Methods: Retrospective review of first presentation Graves disease where a course of thionamide was completed (n=282). Age, gender, smoking status, free T4, total T3, TRAb at diagnosis, TRAb at cessation of thionamide and time to normalization of thyroid function were assessed.
Results: Recurrent thyrotoxicosis occurred in 30% (84/282) at 1 year, 41% (113/273) at 2 years, 50% (130/259) at 3 years, 56% at 4 years (127/228), 62% at 5 years (101/163), 59% at 6 years (66/111) and 65% at 7 years (58/89). Logistic regression identified younger age and higher TRAb at cessation, as independent predictors of recurrence. 1 year after thionamide withdrawal, cessation TRAb <0.9 mU/L was associated with a 22% risk of recurrence compared to 46% when TRAb was ≥1.5 mU/L (P<0.001). The corresponding figures for 5-year recurrence risk were 54% and 73%, respectively (P<0.05). TRAb at diagnosis >12 mU/L was associated with a 79% risk of recurrence over 5 years compared to 47% when diagnosis TRAbs were < 5 mU/L (P=0.005).
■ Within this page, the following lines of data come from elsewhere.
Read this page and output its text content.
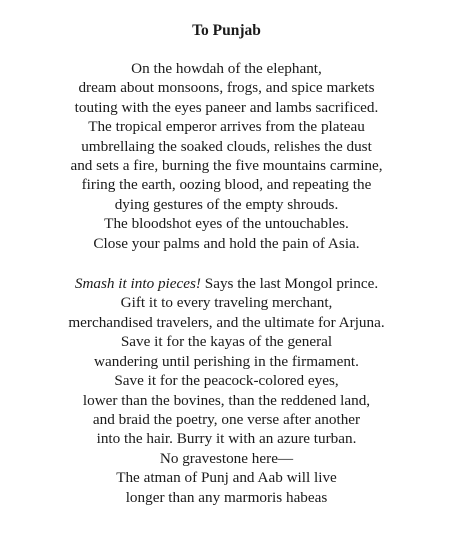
To Punjab

On the howdah of the elephant,
dream about monsoons, frogs, and spice markets
touting with the eyes paneer and lambs sacrificed.
The tropical emperor arrives from the plateau
umbrellaing the soaked clouds, relishes the dust
and sets a fire, burning the five mountains carmine,
firing the earth, oozing blood, and repeating the
dying gestures of the empty shrouds.
The bloodshot eyes of the untouchables.
Close your palms and hold the pain of Asia.

Smash it into pieces! Says the last Mongol prince.
Gift it to every traveling merchant,
merchandised travelers, and the ultimate for Arjuna.
Save it for the kayas of the general
wandering until perishing in the firmament.
Save it for the peacock-colored eyes,
lower than the bovines, than the reddened land,
and braid the poetry, one verse after another
into the hair. Burry it with an azure turban.
No gravestone here—
The atman of Punj and Aab will live
longer than any marmoris habeas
Conclusions: This cohort provides the longest, well-characterised follow-up of a large number of patients with Graves disease after planned thionamide withdrawal. High TRAbs at diagnosis, and also at cessation of therapy, are indicative of a very high risk of recurrence. Only one-third of all patients will remain euthyroid in the long-term. In patients where recurrent thyrotoxicosis would be particularly hazardous, early consideration should be given to primary radioiodine therapy.